The Dow Jones industrial average slipped 18.28 points, or 0.14 percent, to 13,096.31 at the close. The S. P. declined 1.73 points, or 0.12 percent, to 1,418.10. The Nasdaq composite index fell 4.25 points, or 0.14 percent, to close at 2,985.91.

The Marvell Technology Group, the chip maker, fell 3.5 percent to $7.14 after it said it would seek to overturn a jury’s finding of patent infringement. The stock fell more than 10 percent in the previous session after a jury found that Marvell had infringed patents held by Carnegie Mellon University and ordered the company to pay $1.17 billion in damages.

The four-day decline was the S. P. 500’s longest losing streak in three months. The index has lost 1.8 percent over the period as investors grappled with the possibility that a budget deal might not be reached until next year.
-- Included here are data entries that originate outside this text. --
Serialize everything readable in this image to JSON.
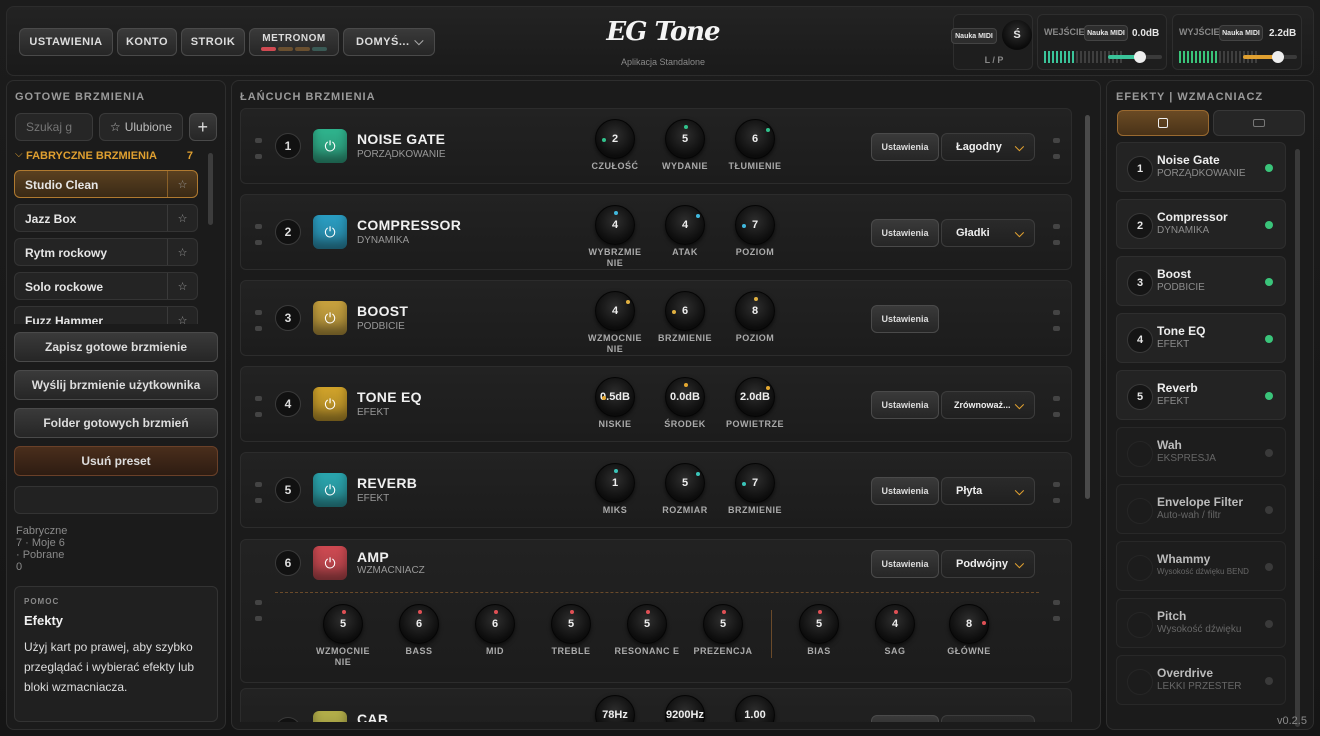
{
  "topbar": {
    "buttons": [
      "USTAWIENIA",
      "KONTO",
      "STROIK"
    ],
    "metronome_label": "METRONOM",
    "preset_dropdown": "DOMYŚ...",
    "logo": "EG Tone",
    "logo_sub": "Aplikacja Standalone",
    "midi_learn": "Nauka MIDI",
    "balance_label": "L / P",
    "balance_knob": "Ś",
    "input_label": "WEJŚCIE",
    "input_value": "0.0dB",
    "input_level": 0.6,
    "output_label": "WYJŚCIE",
    "output_value": "2.2dB",
    "output_level": 0.65
  },
  "left": {
    "title": "GOTOWE BRZMIENIA",
    "search_placeholder": "Szukaj g",
    "favorites_label": "Ulubione",
    "add_label": "+",
    "group_label": "FABRYCZNE BRZMIENIA",
    "group_count": "7",
    "presets": [
      "Studio Clean",
      "Jazz Box",
      "Rytm rockowy",
      "Solo rockowe",
      "Fuzz Hammer"
    ],
    "save_label": "Zapisz gotowe brzmienie",
    "send_label": "Wyślij brzmienie użytkownika",
    "folder_label": "Folder gotowych brzmień",
    "delete_label": "Usuń preset",
    "stats": "Fabryczne 7 · Moje 6 · Pobrane 0",
    "help_caption": "POMOC",
    "help_title": "Efekty",
    "help_text": "Użyj kart po prawej, aby szybko przeglądać i wybierać efekty lub bloki wzmacniacza."
  },
  "chain": {
    "title": "ŁAŃCUCH BRZMIENIA",
    "settings_label": "Ustawienia",
    "rows": [
      {
        "num": "1",
        "name": "NOISE GATE",
        "sub": "PORZĄDKOWANIE",
        "color": "#2fb58e",
        "dot": "#31c28c",
        "select": "Łagodny",
        "knobs": [
          {
            "v": "2",
            "l": "CZUŁOŚĆ"
          },
          {
            "v": "5",
            "l": "WYDANIE"
          },
          {
            "v": "6",
            "l": "TŁUMIENIE"
          }
        ]
      },
      {
        "num": "2",
        "name": "COMPRESSOR",
        "sub": "DYNAMIKA",
        "color": "#2a9fc4",
        "dot": "#40b8dd",
        "select": "Gładki",
        "knobs": [
          {
            "v": "4",
            "l": "WYBRZMIE NIE"
          },
          {
            "v": "4",
            "l": "ATAK"
          },
          {
            "v": "7",
            "l": "POZIOM"
          }
        ]
      },
      {
        "num": "3",
        "name": "BOOST",
        "sub": "PODBICIE",
        "color": "#c9a33e",
        "dot": "#e0b040",
        "select": "",
        "knobs": [
          {
            "v": "4",
            "l": "WZMOCNIE NIE"
          },
          {
            "v": "6",
            "l": "BRZMIENIE"
          },
          {
            "v": "8",
            "l": "POZIOM"
          }
        ]
      },
      {
        "num": "4",
        "name": "TONE EQ",
        "sub": "EFEKT",
        "color": "#d2a42a",
        "dot": "#e5a830",
        "select": "Zrównoważ...",
        "knobs": [
          {
            "v": "0.5dB",
            "l": "NISKIE"
          },
          {
            "v": "0.0dB",
            "l": "ŚRODEK"
          },
          {
            "v": "2.0dB",
            "l": "POWIETRZE"
          }
        ]
      },
      {
        "num": "5",
        "name": "REVERB",
        "sub": "EFEKT",
        "color": "#2aa7b0",
        "dot": "#3ac4b8",
        "select": "Płyta",
        "knobs": [
          {
            "v": "1",
            "l": "MIKS"
          },
          {
            "v": "5",
            "l": "ROZMIAR"
          },
          {
            "v": "7",
            "l": "BRZMIENIE"
          }
        ]
      }
    ],
    "amp": {
      "num": "6",
      "name": "AMP",
      "sub": "WZMACNIACZ",
      "color": "#d04a52",
      "dot": "#e05055",
      "select": "Podwójny",
      "knobs": [
        {
          "v": "5",
          "l": "WZMOCNIE NIE"
        },
        {
          "v": "6",
          "l": "BASS"
        },
        {
          "v": "6",
          "l": "MID"
        },
        {
          "v": "5",
          "l": "TREBLE"
        },
        {
          "v": "5",
          "l": "RESONANC E"
        },
        {
          "v": "5",
          "l": "PREZENCJA"
        },
        {
          "v": "5",
          "l": "BIAS"
        },
        {
          "v": "4",
          "l": "SAG"
        },
        {
          "v": "8",
          "l": "GŁÓWNE"
        }
      ]
    },
    "cab": {
      "name": "CAB",
      "color": "#b5b04a",
      "knobs": [
        "78Hz",
        "9200Hz",
        "1.00"
      ]
    }
  },
  "right": {
    "title": "EFEKTY | WZMACNIACZ",
    "effects": [
      {
        "num": "1",
        "name": "Noise Gate",
        "sub": "PORZĄDKOWANIE",
        "on": true
      },
      {
        "num": "2",
        "name": "Compressor",
        "sub": "DYNAMIKA",
        "on": true
      },
      {
        "num": "3",
        "name": "Boost",
        "sub": "PODBICIE",
        "on": true
      },
      {
        "num": "4",
        "name": "Tone EQ",
        "sub": "EFEKT",
        "on": true
      },
      {
        "num": "5",
        "name": "Reverb",
        "sub": "EFEKT",
        "on": true
      },
      {
        "num": "",
        "name": "Wah",
        "sub": "EKSPRESJA",
        "on": false
      },
      {
        "num": "",
        "name": "Envelope Filter",
        "sub": "Auto-wah / filtr",
        "on": false
      },
      {
        "num": "",
        "name": "Whammy",
        "sub": "Wysokość dźwięku BEND",
        "on": false
      },
      {
        "num": "",
        "name": "Pitch",
        "sub": "Wysokość dźwięku",
        "on": false
      },
      {
        "num": "",
        "name": "Overdrive",
        "sub": "LEKKI PRZESTER",
        "on": false
      }
    ],
    "version": "v0.2.5"
  },
  "colors": {
    "accent": "#e0a030",
    "led_on": "#3ac47a",
    "input_slider": "#3ac49a",
    "output_slider": "#e0a030"
  }
}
President Obama arrived back in Washington from Hawaii to restart stalled negotiations with Congress. The House speaker, John A. Boehner, and other Republican leaders were to hold a conference call with other Republican lawmakers. The expectation was that lawmakers would be told to get back to Washington quickly if the Senate passed a bill.

The Treasury secretary, Timothy F. Geithner, announced the first of a series of measures that should push back the date when the federal government would hit its legal borrowing authority, a limit known as the debt ceiling, by about two months.

Economic data seemed to confirm worries about the impact of the budget impasse on the economy.

The Conference Board, an industry group, said its index of consumer confidence in December fell to 65.1 as the budget crisis restrained growing optimism about the economy. The gauge fell more than expected from 71.5 in November.

Interest rates were lower. The Treasury’s benchmark 10-year note rose 5/32, to 99 1/32 and the yield fell to 1.73 percent from 1.75 percent late Wednesday.